Maybe the Young tableaux option in xTras is what you are looking for…

Cheers,

Mario 

[Thomas Bäckdahl]

Hi!

I am not sure of exactly what you want, but the following should produce a set of expressions of the kind you asked for. This takes into account the index symmetry groups, but not Young tableau symmetries. Much more powerful tools are implemented for spinors, but only in 4D spacetimes with signature + - - -.

<< xAct`SymManipulator`
$PrePrint = ScreenDollarIndices;
$DefInfoQ = False;
DefManifold[M4, 4, {a, b, c, d, e, f, h, l, m, p, q}]
DefMetric[{1, 3, 0}, g[-a, -b], CD, PrintAs -> "g", DefInfo -> False]
List @@ Expand[15*SmartSymmetrize[g[-a, -b] g[-c, -d] g[-e, -f]]]
Union@ToCanonicalSym[
  ImposeSym[#, IndexList[-a, -b, -c, -d, -e, -f],
     GenSet[Cycles[{1, 2}], Cycles[{3, 4}], Cycles[{5, 6}]]] & /@ %]
ToCanonical@ExpandSym@%

I hope this helps.

Thomas

[Gaurav Narain]

The index configuration and symmetrisation of indices do not remove duplicate entries.
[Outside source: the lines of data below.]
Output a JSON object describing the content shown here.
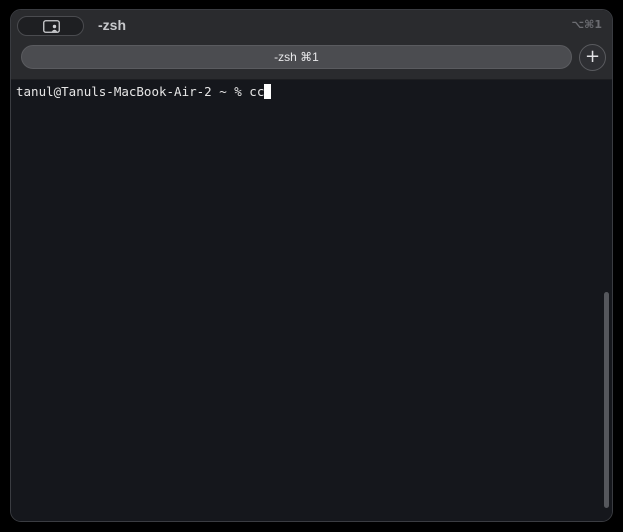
{
  "window": {
    "title": "-zsh",
    "shortcut_hint": "⌥⌘1"
  },
  "tabs": [
    {
      "label": "-zsh ⌘1",
      "active": true
    }
  ],
  "new_tab": {
    "label": "+"
  },
  "icons": {
    "sidebar_toggle": "sidebar-person-icon"
  },
  "terminal": {
    "prompt": "tanul@Tanuls-MacBook-Air-2 ~ % ",
    "input": "cc"
  },
  "colors": {
    "window_bg": "#15171c",
    "titlebar_bg": "#2a2b2e",
    "tab_bg": "#4b4c50",
    "text": "#e6e6e6",
    "cursor": "#ffffff"
  }
}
Consider for example the following simple case

g[a,b] g[c,d]

now I want to construct all possible tensors using them which are symmetric in (a,b) and (c,d). when index configuration is applied to this combination it yields 

{g[a,d]g[b,c], g[a,c]g[b,d], g[a,b]g[c,d] }

now when one applies symmetrisation over (a,b) and (c,d) this yields 3 tensors

1) g[a,b]g[c,d]

2) g[a,c]g[b,d]+g[b,c]g[a,d]

3) g[a,d]g[b,c]+ g[b,d]g[a,c]

clear 2 and 3 are same.

well, after posting the original message I released that this issue of repetition can be easily resolved by using the inbuilt command in Mathematica called `DeleteDuplicates’, which is working even for tensors.